In the past, Drew Durbin has been associated with four companies, according to public records. The companies were formed over six years, the most recent being incorporated one year ago in May of 2021. Two of the companies are still active, while the remaining two are now listed as inactive.
The competition woes
As an independent company, Wave aimed to compete against telecom companies like Orange, also a mainstay of mobile money in Francophone West Africa.
Both companies have had at least one commercial disagreement so far: Orange refused to allow Wave to sell Orange airtime to users. The issue has been referred to Senegalese regulators.
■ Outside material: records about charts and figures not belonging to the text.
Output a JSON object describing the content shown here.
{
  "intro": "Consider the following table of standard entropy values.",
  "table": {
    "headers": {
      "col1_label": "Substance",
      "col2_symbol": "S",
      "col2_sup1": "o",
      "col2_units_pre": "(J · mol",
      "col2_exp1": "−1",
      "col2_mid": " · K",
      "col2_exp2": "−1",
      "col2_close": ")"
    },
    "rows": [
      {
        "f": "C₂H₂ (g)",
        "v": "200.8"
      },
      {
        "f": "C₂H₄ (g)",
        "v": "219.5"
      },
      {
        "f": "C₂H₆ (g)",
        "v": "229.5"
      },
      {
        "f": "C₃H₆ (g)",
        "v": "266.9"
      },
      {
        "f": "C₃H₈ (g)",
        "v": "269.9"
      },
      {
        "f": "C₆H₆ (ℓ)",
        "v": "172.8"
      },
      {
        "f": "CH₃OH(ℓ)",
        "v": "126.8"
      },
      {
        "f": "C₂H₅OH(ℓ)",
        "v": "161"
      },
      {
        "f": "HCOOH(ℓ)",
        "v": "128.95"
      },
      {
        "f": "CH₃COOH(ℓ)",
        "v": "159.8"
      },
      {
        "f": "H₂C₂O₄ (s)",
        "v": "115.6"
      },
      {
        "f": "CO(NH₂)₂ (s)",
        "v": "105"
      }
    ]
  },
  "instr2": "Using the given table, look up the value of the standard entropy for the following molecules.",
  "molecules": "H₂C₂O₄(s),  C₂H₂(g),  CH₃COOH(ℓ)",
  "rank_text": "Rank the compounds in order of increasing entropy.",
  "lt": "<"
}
While that is resolved, Wave looks set to march on to compete for territory in other telco-dominated mobile money markets. Its intention to launch in Uganda suggests new competition for MTN and Safaricom’s Mpesa – the continent’s flagship mobile money juggernaut.
Becoming one of Africa’s tech unicorns
According to Durbin, when mobile money succeeded in Kenya, it lifted about a million people out of poverty. And yet, over ten years later, most Africans still lack access to affordable ways to save, transfer or borrow the money they need to build businesses or provide for their families.
In 2021, Drew Durbin’s Wave became Africa’s one of Africa’s tech unicorns after a $200-million Series-A funding round. The platform was valued at $1.7 billion.
TechCrunch reported the investment as the largest-ever Series-A funding round raised by an Africa-based startup. The investment was led by top Sequoia Heritage, a subsidiary of the Sequoia brand, Founders Fund, Stripe and Ribbit Capital.